A linguagem do amor de Betty Jo é “Qualidade de Tempo”. Você lhe dedica tão pouco tempo que o “tanque do amor” dela está vazio. Ela não sente segurança em seu amor. Por isso, em sua mente, ela rejeita o que o afasta dela, ou seja, seu trabalho. Ela realmente não odeia sua profissão. Ela detesta o fato de sentir tão pouco amor de sua parte. Só há uma solução para isso, Bill, e o preço é alto. Você terá de arrumar
um tempo para gastar com Betty Jo. Você precisa amá-la na linguagem dela.
— O senhor está certo, Dr. Chapman. Como devo começar?
— Você ainda tem o caderno onde anotou as características positivas de Betty Jo?
— Tenho, está bem aqui.
— Ótimo. Faça uma outra lista. O quê, em sua opinião, Betty Jo gostaria de realizar em sua companhia? Procure lembrar-se de coisas que ela já mencionou ao longo dos anos.
E a lista de Bill ficou assim:
• Pegar nosso carro novo e irmos para as montanhas passar uma semana (às vezes com as crianças, ou somente nós dois);
• Encontrá-la para almoçar (em um bom restaurante ou, algumas vezes, até no McDonald’s);
• Contratar uma babá para cuidar das crianças e juntos jantarmos fora (só nós dois);
• Todas as vezes que eu chegar em casa à noite, sentar e contar a ela sobre meu dia e ouvir o que ela tem a dizer sobre o dela (ela não gosta que eu veja televisão ou leia quando conversamos);
• Gastar um tempo com os filhos, e discutir a vida escolar deles;
• Gastar um tempo só brincando com as crianças;
• Fazer em um determinado sábado um piquenique com ela e as crianças e não reclamar das formigas e nem das moscas;
• Tirar férias com a família, pelo menos uma vez por ano;
• Sair para conversarmos, enquanto caminhamos (mas sem andar na frente dela).
Ao terminar a lista, Bill disse:
— São essas as coisas das quais me recordo, que ela fala ao longo de todos estes anos.
— Você já sabe o que eu vou sugerir-lhe, não é, Bill?
— Colocar essa lista em prática, não é? — respondeu ele.

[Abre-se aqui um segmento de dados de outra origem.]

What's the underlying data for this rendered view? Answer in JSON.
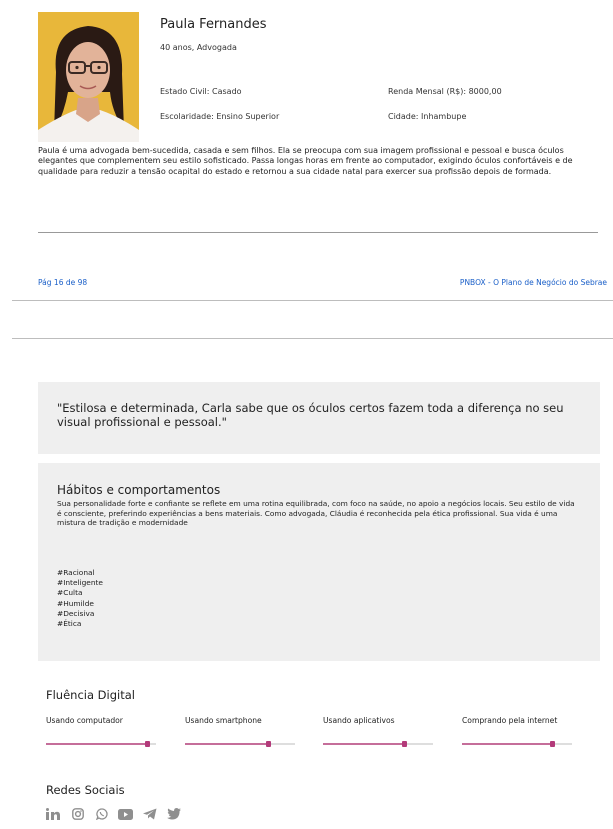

— É isso mesmo. Um tópico da lista por semana, durante os próximos dois meses. Como você vai arrumar tempo? Dê um jeito.
Você é um homem inteligente e não estaria onde está se não soubesse tomar decisões importantes. Você possui a habilidade para planejar sua vida e incluir Betty Jo em seus planos.
— Está certo. Vou dar um jeito.
— Outra coisa, Bill. Tal projeto não implica na diminuição de seus alvos. Significa que, quando você chegar ao topo, Betty Jo e seus filhos estarão lá com você.
O aspecto central da “Qualidade de Tempo” é estar próximo.
Não quero dizer simples proximidade...
O estar junto tem a ver com o focalizar a atenção.
— E isso o que eu mais desejo! Esteja eu no topo ou não, quero que ela seja feliz e pretendo desfrutar a vida ao seu lado e das crianças.
E os anos se passaram... Bill e Betty Jo chegaram ao topo, apesar de um pequeno revés na vida, graças à linguagem do amor. O mais importante, porém, é que alcançaram a vitória juntos. Os filhos já deixaram o ninho e eles concordam que vivem os melhores anos de suas vidas. Bill tornou-se um sincero apreciador de concertos e Betty Jo aumentou a lista dos tópicos que aprecia no esposo. Ele não
se cansa de ir ao teatro. Começou recentemente sua própria companhia e está novamente próximo ao topo. Seu trabalho já não é uma ameaça para Betty Jo. Ela está animada e encoraja-o bastante.
Ela sabe que está em primeiro lugar na vida do marido. Seu “tanque do amor” está cheio, e se começar a esvaziar, ela sabe que uma simples solicitação sua fará com que Bill conceda-lhe atenção irrestrita.